DeSantis’ critics say he’s clearly shifted his stance toward the federal government now that Trump is out of office.

“President Biden has been in office for six days. Where the hell has the governor been since the vaccines became available more than six weeks ago?” Palm Beach County Commissioner Melissa McKinlay, a Democrat, asked Tuesday during a meeting about the pandemic. “All of a sudden, now that we’ve had a transfer of power, he now recognizes there’s a vaccine supply problem?”

Even if Biden wanted to involve DeSantis in his efforts, it’s unlikely Florida’s governor would share a stage with a president from a different party. Former Republican Florida Gov. Charlie Crist was lampooned in 2009 by Republicans for hugging former President Barack Obama during a visit to Fort Myers to promote the new administration’s economic stimulus plan. Crist, now a Democratic member of Congress, left the GOP the following year rather than lose a Republican primary for a U.S. Senate seat.

It’s also possible DeSantis might benefit politically with Biden in the White House, a dynamic that allows the governor to position himself as a maverick who tackled the pandemic without following the playbook utilized by Democratic governors. Biden might not mind, either. Some around DeSantis said they got the impression that Psaki intentionally singled out Florida.

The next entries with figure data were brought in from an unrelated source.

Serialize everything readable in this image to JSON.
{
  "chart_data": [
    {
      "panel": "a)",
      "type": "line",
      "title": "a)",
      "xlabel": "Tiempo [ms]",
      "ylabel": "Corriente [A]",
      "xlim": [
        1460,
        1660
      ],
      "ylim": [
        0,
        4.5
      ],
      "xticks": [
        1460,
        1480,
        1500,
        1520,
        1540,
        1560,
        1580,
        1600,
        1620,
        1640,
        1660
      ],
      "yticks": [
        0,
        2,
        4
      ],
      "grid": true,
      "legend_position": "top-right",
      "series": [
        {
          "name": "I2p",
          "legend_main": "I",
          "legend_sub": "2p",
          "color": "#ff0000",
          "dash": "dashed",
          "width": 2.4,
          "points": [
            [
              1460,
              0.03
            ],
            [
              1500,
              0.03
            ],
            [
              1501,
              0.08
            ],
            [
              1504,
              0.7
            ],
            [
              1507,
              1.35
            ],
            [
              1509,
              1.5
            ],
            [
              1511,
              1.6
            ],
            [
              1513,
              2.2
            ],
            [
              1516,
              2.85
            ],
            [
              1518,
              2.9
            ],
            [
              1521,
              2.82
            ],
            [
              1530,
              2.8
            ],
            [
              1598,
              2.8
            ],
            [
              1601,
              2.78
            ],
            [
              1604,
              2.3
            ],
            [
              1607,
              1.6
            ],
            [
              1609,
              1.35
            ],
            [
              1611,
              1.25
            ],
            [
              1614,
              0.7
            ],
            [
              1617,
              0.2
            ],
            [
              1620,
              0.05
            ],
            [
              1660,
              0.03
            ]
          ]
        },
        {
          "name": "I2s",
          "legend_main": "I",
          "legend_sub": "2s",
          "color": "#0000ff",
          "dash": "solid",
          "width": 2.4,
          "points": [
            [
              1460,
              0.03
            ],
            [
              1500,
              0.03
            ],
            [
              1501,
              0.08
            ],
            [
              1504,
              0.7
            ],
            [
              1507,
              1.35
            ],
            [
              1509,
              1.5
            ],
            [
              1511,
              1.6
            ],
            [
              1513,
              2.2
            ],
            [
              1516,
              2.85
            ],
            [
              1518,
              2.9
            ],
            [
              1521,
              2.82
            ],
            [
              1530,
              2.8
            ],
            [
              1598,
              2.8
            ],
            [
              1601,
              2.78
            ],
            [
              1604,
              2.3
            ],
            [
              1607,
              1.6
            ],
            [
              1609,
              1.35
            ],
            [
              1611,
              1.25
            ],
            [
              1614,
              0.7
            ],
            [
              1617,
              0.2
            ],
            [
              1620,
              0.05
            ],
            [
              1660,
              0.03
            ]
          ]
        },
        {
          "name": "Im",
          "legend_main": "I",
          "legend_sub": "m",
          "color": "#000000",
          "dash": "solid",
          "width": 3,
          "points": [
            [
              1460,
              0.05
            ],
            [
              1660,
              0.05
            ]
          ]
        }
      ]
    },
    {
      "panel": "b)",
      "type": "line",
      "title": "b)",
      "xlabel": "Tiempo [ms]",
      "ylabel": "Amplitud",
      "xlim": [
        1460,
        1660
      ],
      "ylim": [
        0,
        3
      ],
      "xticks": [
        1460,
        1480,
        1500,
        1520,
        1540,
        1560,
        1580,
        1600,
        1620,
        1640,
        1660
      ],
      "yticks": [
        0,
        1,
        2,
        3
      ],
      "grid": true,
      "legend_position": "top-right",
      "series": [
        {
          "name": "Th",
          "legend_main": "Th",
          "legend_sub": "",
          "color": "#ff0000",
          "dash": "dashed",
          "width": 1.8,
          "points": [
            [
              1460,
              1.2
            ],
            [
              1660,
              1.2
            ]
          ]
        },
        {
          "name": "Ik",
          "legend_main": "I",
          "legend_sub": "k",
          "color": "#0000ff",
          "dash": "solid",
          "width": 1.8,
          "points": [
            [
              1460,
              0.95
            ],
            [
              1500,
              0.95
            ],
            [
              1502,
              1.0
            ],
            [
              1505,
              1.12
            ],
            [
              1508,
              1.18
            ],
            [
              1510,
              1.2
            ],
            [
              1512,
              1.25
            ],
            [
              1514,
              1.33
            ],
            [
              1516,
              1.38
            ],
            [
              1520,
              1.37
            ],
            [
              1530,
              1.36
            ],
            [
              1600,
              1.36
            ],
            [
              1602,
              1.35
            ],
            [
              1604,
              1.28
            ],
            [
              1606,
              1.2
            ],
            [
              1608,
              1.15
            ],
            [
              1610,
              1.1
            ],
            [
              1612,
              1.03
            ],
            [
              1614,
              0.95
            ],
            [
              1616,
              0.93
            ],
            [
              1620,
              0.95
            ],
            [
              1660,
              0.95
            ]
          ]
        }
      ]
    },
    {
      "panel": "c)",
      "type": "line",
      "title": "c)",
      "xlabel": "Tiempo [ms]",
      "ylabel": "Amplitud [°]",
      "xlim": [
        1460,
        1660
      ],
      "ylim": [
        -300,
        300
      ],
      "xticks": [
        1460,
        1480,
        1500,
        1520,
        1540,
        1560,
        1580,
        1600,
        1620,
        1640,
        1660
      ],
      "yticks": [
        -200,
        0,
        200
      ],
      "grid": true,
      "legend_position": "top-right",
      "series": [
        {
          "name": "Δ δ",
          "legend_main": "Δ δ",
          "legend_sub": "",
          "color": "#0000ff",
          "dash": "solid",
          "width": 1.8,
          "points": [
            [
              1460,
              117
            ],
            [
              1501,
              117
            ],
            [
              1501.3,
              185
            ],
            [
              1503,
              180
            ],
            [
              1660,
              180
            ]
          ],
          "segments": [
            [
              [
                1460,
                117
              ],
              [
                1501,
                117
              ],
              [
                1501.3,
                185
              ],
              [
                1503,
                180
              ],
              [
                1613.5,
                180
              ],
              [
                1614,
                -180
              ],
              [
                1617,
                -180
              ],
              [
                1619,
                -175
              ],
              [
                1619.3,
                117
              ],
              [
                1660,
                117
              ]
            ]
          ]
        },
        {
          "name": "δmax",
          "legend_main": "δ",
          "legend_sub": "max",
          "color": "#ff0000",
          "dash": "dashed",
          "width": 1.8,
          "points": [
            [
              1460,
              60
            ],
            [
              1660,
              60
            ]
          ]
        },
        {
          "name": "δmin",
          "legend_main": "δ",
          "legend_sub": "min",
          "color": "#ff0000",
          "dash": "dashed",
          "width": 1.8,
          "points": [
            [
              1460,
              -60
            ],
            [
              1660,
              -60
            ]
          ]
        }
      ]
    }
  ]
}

“I think it’s not a problem for Ron to have a foil with these national Democrats [criticizing him] for not going out and locking everything down like Gov. [Gavin] Newsom in California,” said Herold, who said Florida has kept hospitals from being overrun without suffering the worst of the pandemic-driven recession. “The results are showing themselves and they’ll be even more evident by the time this is all over.”

The last time Florida had a Republican in the Governor’s Mansion and a Democrat in the White House, then-Gov. Rick Scott rejected President Obama’s federal initiatives to fund high-speed rail and expand Medicaid, moves that still irk Democrats.

Nikki Fried, Florida’s elected Democratic commissioner of agriculture — and a possible DeSantis opponent when he runs for reelection in 2022 — said in a statement that “it’s clear that all Floridians would benefit from federal assistance to ramp up vaccinations.”

“The Biden administration’s goal is to protect all Americans from COVID-19, regardless of how combative our governor is,” said Fried. “A leader should never allow personal or political disputes to drive decisions affecting the people, and despite his track record, it’s my sincere hope that our governor will accept any help that can do good for the people of Florida.”